Très cher,
Tu es mort depuis des millénaires, voire plus. Quand ta parole s’est déployée face à tes semblables, il n’y avait encore ni spectacle ni théâtre. Tu montes et tu t’adresses à d’autres par un indomptable désir de parole, et tu parles d’une voix qui est la tienne mais que ni toi ni ceux qui t’écoutent n’ont jamais encore entendue. Cela t’a pris soudain à l’aube ou bien au crépuscule du soir, tu t’es placé en face d’autres hommes, et tu t’es mis à parler, et tu étais aussi surpris que tous ceux qui t’écoutaient. Je t’imagine monter en haut d’une falaise, ou bien debout devant la mer quand d’immenses vagues frappent contre rocs et rochers.

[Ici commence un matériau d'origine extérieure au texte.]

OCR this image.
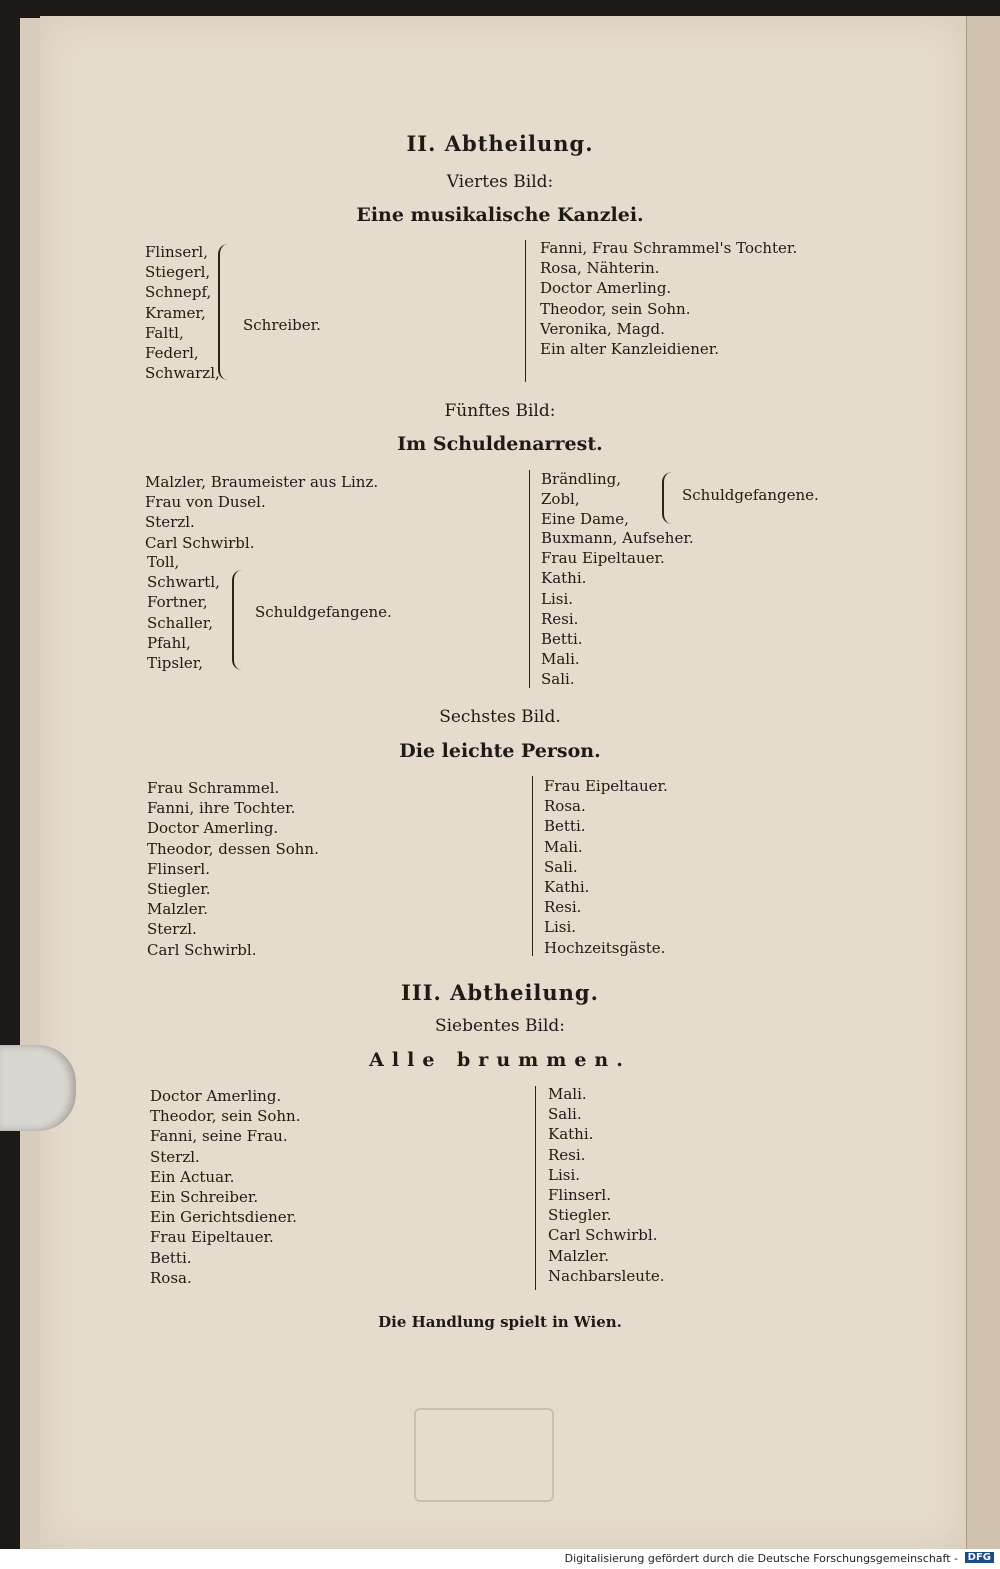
II. Abtheilung.
Viertes Bild:
Eine musikalische Kanzlei.
Flinserl,
Stiegerl,
Schnepf,
Kramer,
Faltl,
Federl,
Schwarzl,
Schreiber.
Fanni, Frau Schrammel's Tochter.
Rosa, Nähterin.
Doctor Amerling.
Theodor, sein Sohn.
Veronika, Magd.
Ein alter Kanzleidiener.
Fünftes Bild:
Im Schuldenarrest.
Malzler, Braumeister aus Linz.
Frau von Dusel.
Sterzl.
Carl Schwirbl.
Toll,
Schwartl,
Fortner,
Schaller,
Pfahl,
Tipsler,
Schuldgefangene.
Brändling,
Zobl,
Eine Dame,
Schuldgefangene.
Buxmann, Aufseher.
Frau Eipeltauer.
Kathi.
Lisi.
Resi.
Betti.
Mali.
Sali.
Sechstes Bild.
Die leichte Person.
Frau Schrammel.
Fanni, ihre Tochter.
Doctor Amerling.
Theodor, dessen Sohn.
Flinserl.
Stiegler.
Malzler.
Sterzl.
Carl Schwirbl.
Frau Eipeltauer.
Rosa.
Betti.
Mali.
Sali.
Kathi.
Resi.
Lisi.
Hochzeitsgäste.
III. Abtheilung.
Siebentes Bild:
Alle brummen.
Doctor Amerling.
Theodor, sein Sohn.
Fanni, seine Frau.
Sterzl.
Ein Actuar.
Ein Schreiber.
Ein Gerichtsdiener.
Frau Eipeltauer.
Betti.
Rosa.
Mali.
Sali.
Kathi.
Resi.
Lisi.
Flinserl.
Stiegler.
Carl Schwirbl.
Malzler.
Nachbarsleute.
Die Handlung spielt in Wien.
Digitalisierung gefördert durch die Deutsche Forschungsgemeinschaft - DFG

Je t’envie. J’aurais tellement aimé être à ta place, être le premier homme qui s’adresse à ses semblables sans motif immédiat, dans l’ébahissement d’une parole inutile, sans raison, par un désir indomptable et souverain, avant même qu’un tel acte ne devienne convention et habitude, avant même que cela ne se nomme « théâtre ».
Je dis souvent à mes acteurs de se sentir à ta place, de laisser déployer la parole dans la virginité d’un étonnement insurmontable, qu’ils soient chacun le premier homme au monde à s’adresser à ses semblables pour rien, par le profond désir de parole.
Je dis à mes acteurs : soyez le premier à parler, soyez étonnés de votre propre parole, c’est un miracle, une joie et une douleur, une puissance que vous portez en vous à votre insu et dont vous supportez à peine le poids. Dites-vous qu’à chaque fois que vous ouvrez la bouche, c’est la naissance de la parole.